Trimble Study Shows Automated Compaction Delivers Substantial Cost, Labor and Sustainability Gains

Trimble (NASDAQ: TRMB) announced today that in field testing, horizontal steering control on a soil compactor delivers demonstrable savings in cost, labor and environmental impact. The goal of the Trimble study was to quantify the impact of horizontal steering control on compaction overlap and its relationship to overall carbon dioxide (CO2) emissions.

The field study compared fuel burned, pass count and total time required to complete a compaction operation performed manually and using the Horizontal Steering Control functionality for Trimble® Earthworks Grade Control Platform for Soil Compactors.
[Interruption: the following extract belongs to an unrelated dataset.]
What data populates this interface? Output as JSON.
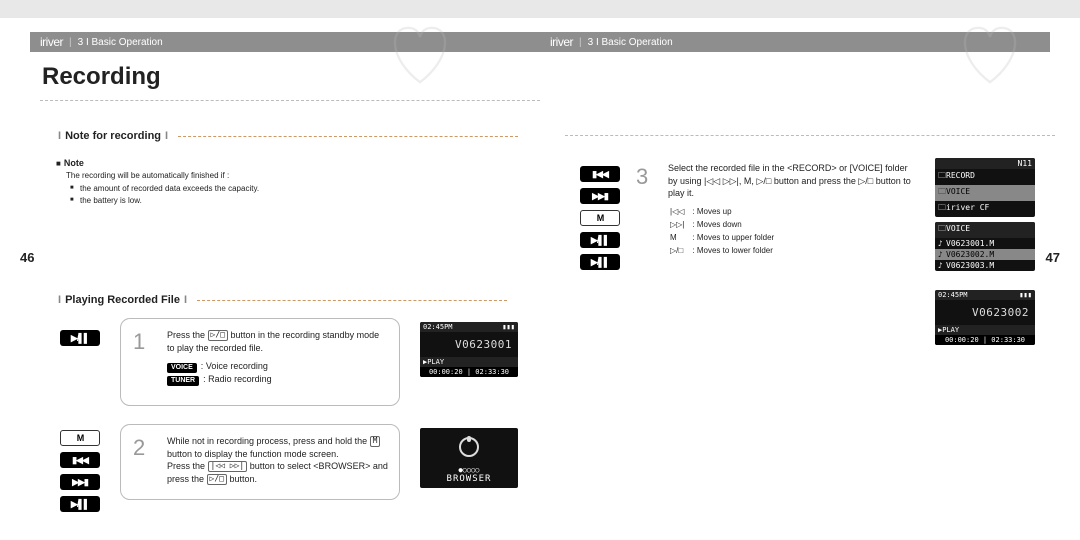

Trimble Earthworks Horizontal Steering Control automatically steers a soil compactor using a 3D model or compaction pass line, which helps to improve compaction productivity and quality by precisely controlling overlap between passes.

“We know that horizontal steering control makes operators of all skill levels more productive, efficient and accurate, but we wanted to put our own technology to the test in the field to determine exactly what improvements were possible, especially when it comes to carbon emissions and the environmental impact of a job,” said Michael Granruth, director, Business Development, Trimble Civil Infrastructure Solutions. “We must work together as an industry to address environmental sustainability, and we are pleased that the data from this study shows we’re making small steps in the right direction through the use of technology.”

Results were released in the study “Quantifying Productivity and Sustainability” at ConExpo 2023, North America’s largest trade show for construction machinery, building material machines, mining machines, construction vehicles and construction equipment. The Trimble booth is located in the Las Vegas Convention Center West Hall #W-41522.

To ensure consistent data for analysis the study team established control variables that included area to be compacted, machine type and soil composition. Comparing the results to manual operation, the use of assisted steering functionality that was tested provided:

  • Reduced time to complete the task by an average of 29.36 percent
  • Reduced fuel consumption by 26.46 percent
  • Potential carbon savings of 15,262 pounds, or an average of 26.46 percent
  • Potential labor savings of up to 40 percent

While phase one of Trimble’s testing was focused on quantifying the productivity and sustainability of horizontal steering control for soil compaction, future field studies are planned to validate similar findings across various machine types, including excavators, dozers and motor graders.